Larinya semakin laju mendengar teriakan beberapa orang yang menyuruhnya berhenti. Sungguh naas, nasib baik tidak memihak pada Diman hari ini. Tubuhnya terjungkal setelah mendapat tarikan yang kuat pada baju belakangnya. Bokongnya terasa sakit karena menghantam jalan yang sedikit berbatu. Kedua tangannya pun terasa perih sebab tadi dia pakai untuk menahan beban tubuhnya, mungkin ada beberapa lecet di sana. Tas yang sedari tadi di dekapannya pun entah sudah terpental ke mana.
“Kena kau!”
Belum usai Diman menyiasati rasa sakit, tiba-tiba wajahnya tersungkur setelah mendapat bogem dari salah seorang yang membuatnya jatuh tadi. Entah berapa lama kemudian beberapa tangan lain pula ikut menghajar tubuhnya. Kedua tangannya ia pakai untuk melindungi kepala. Badannya meringkuk, berharap dapat sedikit melindungi ganasnya emosi para warga.

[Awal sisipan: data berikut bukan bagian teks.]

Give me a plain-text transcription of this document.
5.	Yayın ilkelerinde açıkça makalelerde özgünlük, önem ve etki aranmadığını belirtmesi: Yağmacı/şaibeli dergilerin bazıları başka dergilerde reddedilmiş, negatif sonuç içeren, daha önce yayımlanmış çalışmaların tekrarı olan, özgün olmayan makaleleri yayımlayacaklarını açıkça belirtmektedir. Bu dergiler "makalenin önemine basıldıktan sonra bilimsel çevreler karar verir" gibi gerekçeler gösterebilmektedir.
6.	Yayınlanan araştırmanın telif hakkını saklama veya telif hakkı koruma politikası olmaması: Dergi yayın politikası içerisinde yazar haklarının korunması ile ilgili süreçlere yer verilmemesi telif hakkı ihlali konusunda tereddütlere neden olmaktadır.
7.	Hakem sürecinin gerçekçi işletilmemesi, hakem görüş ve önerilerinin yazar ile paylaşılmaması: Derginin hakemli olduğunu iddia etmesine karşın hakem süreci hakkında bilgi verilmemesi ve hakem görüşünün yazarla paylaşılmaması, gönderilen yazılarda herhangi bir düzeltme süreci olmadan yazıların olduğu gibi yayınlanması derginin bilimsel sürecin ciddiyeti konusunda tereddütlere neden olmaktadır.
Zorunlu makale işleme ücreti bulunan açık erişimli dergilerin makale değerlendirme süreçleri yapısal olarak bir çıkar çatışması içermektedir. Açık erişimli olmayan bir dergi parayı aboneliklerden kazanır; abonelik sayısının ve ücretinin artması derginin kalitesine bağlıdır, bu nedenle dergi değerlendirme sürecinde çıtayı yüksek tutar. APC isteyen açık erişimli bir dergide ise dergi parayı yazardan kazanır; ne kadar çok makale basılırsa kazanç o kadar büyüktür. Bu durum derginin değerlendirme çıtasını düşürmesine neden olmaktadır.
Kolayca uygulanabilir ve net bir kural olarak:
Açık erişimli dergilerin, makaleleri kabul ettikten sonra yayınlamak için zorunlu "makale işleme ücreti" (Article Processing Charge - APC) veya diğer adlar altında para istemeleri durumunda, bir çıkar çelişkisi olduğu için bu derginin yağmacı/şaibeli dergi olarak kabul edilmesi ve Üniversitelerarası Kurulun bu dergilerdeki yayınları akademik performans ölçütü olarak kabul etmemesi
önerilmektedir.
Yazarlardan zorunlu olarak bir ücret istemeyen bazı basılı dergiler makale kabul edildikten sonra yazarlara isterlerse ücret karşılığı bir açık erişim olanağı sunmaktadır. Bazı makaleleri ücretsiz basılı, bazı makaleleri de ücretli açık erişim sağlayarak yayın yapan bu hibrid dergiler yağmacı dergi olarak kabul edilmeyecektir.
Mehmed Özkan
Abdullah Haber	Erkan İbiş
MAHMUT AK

“Akhh … Ampun! Ampuni saya, tolong ampuni saya,” ujar Diman dengan erangan yang terdengar menyakitkan. Sungguh! Denyut di kepalnya sudah tak tertahan. Nafasnya pun sudah terasa menyesakkan.
Tak ada orang yang benar-benar mendengar teriakan Diman. Semuanya sibuk dengan kepalan tangan mereka yang masih saja mengarah ke tubuhnya. Sampai tiba-tiba si Ibu pemilik tas datang dengan nafas yang tersengal-sengal. “Sudah, sudah. Berhenti!” ujarnya sembari menepuk punggung seorang lelaki yang turut andil menggebuki.
Diman yang mendengar suara tersebut merasa sedikit lega, terlebih ketika tangan-tangan itu mulai menyingkir dari tubuhnya. Untuk beberapa saat, ia membiarkan badannya terlentang sembari memejamkan mata, berupaya menetralisasi rasa sakit yang mendera. Entah berapa lama kemudian, Diman terbangun dengan keadaan sudah tidak ada lagi orang-orang di sekitar. Bahkan, si ibu pemilik tas pun sudah pergi entah ke mana.